Despite spending $1,200 and $1,900 per worker on training and development, I’ve noticed that retailers often fail to provide workers with modern methods for execution while on the job. In fact, most in-store employees are still using printed binders and paper forms, which results in eight wasted hours per week searching for information — a vexing experience that leads to frustration and dissatisfaction.

Given this lack of on-the-job enablement, high turnover rates are hardly surprising, especially when 54 percent of employees report being disengaged. The good news: if retailers invest in engaging employees, the results can have a huge impact on the bottom line. Gallup reports that engaged employees are associated with 22 percent higher profitability, 21 percent higher productivity, and 65 percent lower turnover rates.

The key is a holistic brand experience, powered by engaged employees. Sounds fluffy, but I contend that will be a defining difference between retail winners and losers over the next ten years.

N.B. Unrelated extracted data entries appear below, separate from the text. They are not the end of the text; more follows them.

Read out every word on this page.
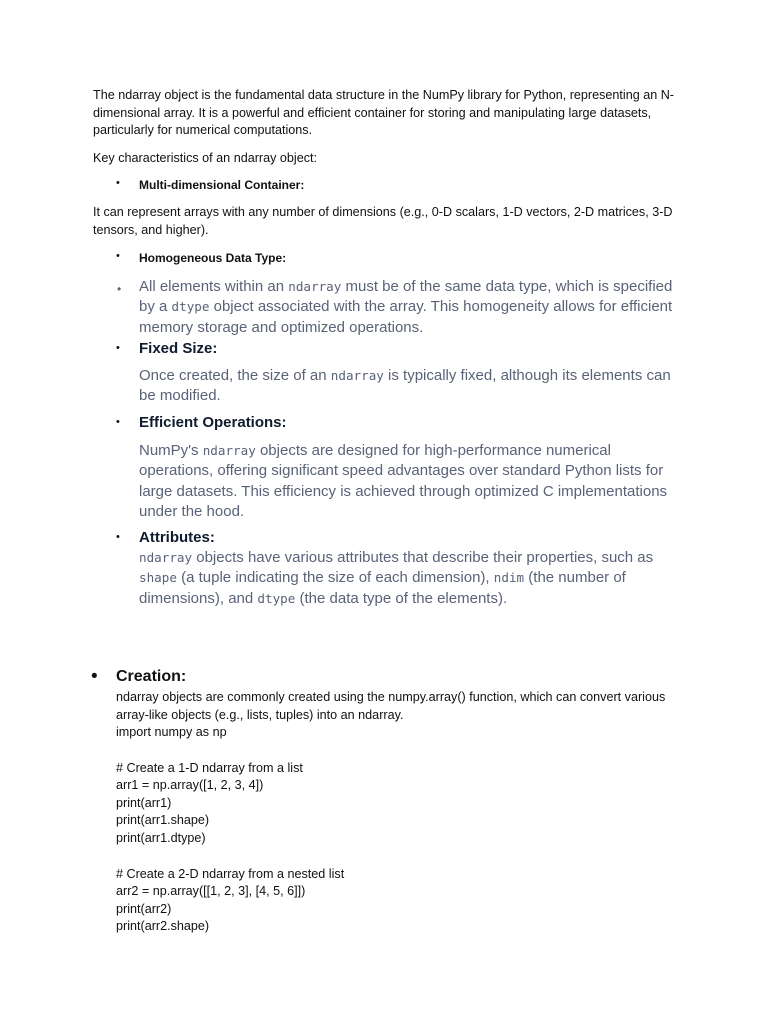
The ndarray object is the fundamental data structure in the NumPy library for Python, representing an N-dimensional array. It is a powerful and efficient container for storing and manipulating large datasets, particularly for numerical computations.

Key characteristics of an ndarray object:

• Multi-dimensional Container:

It can represent arrays with any number of dimensions (e.g., 0-D scalars, 1-D vectors, 2-D matrices, 3-D tensors, and higher).

• Homogeneous Data Type:
• All elements within an ndarray must be of the same data type, which is specified by a dtype object associated with the array. This homogeneity allows for efficient memory storage and optimized operations.

• Fixed Size:

Once created, the size of an ndarray is typically fixed, although its elements can be modified.

• Efficient Operations:

NumPy's ndarray objects are designed for high-performance numerical operations, offering significant speed advantages over standard Python lists for large datasets. This efficiency is achieved through optimized C implementations under the hood.

• Attributes:

ndarray objects have various attributes that describe their properties, such as shape (a tuple indicating the size of each dimension), ndim (the number of dimensions), and dtype (the data type of the elements).

• Creation:

ndarray objects are commonly created using the numpy.array() function, which can convert various array-like objects (e.g., lists, tuples) into an ndarray.

import numpy as np
# Create a 1-D ndarray from a list
arr1 = np.array([1, 2, 3, 4])
print(arr1)
print(arr1.shape)
print(arr1.dtype)
# Create a 2-D ndarray from a nested list
arr2 = np.array([[1, 2, 3], [4, 5, 6]])
print(arr2)
print(arr2.shape)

Arm your brand warriors with mobile

Mobile technology puts a powerful IT resource into the hands of frontline employees for the first time ever. How can we harness that opportunity for the good of the customer experience?

It’s something of a Hobson’s choice: engage in-store employees on phones and tablets as part of their work, or miss the opportunity altogether. Mobile represents a modern method to enable millions of frontline workers in a way that makes sense to them. Employees can execute against tasks and perform with confidence when they can search for and find mission-critical information without delay. Providing a means for real-time communication, collaboration and task coordination brings an efficiency to operations that translates directly to better customer service and brand relationships.

Consider Kohl’s. They now allow employees to use personal devices to access the Kohl’s app while working on the store floor. Helping customers find products, access offers and order products for delivery prevail over the risks of allowing personal device access while on the clock. This is what happens when customers are more important than lawyers.

The only way to ensure that your brand ambassadors deliver excellent customer service is to provide them with technology enablement tools, delivered on mobile. It’s no longer a priority but an imperative for retailers that want their brand to survive and thrive.

Matt MacInnis is founder and chief executive officer of Inkling. Inkling helps enterprises manage and enable their globally distributed workforces. Before Inkling, Matt spent eight years at Apple, where he ran the company’s education market development organization, based in Beijing. Both Matt and Inkling are based in San Francisco.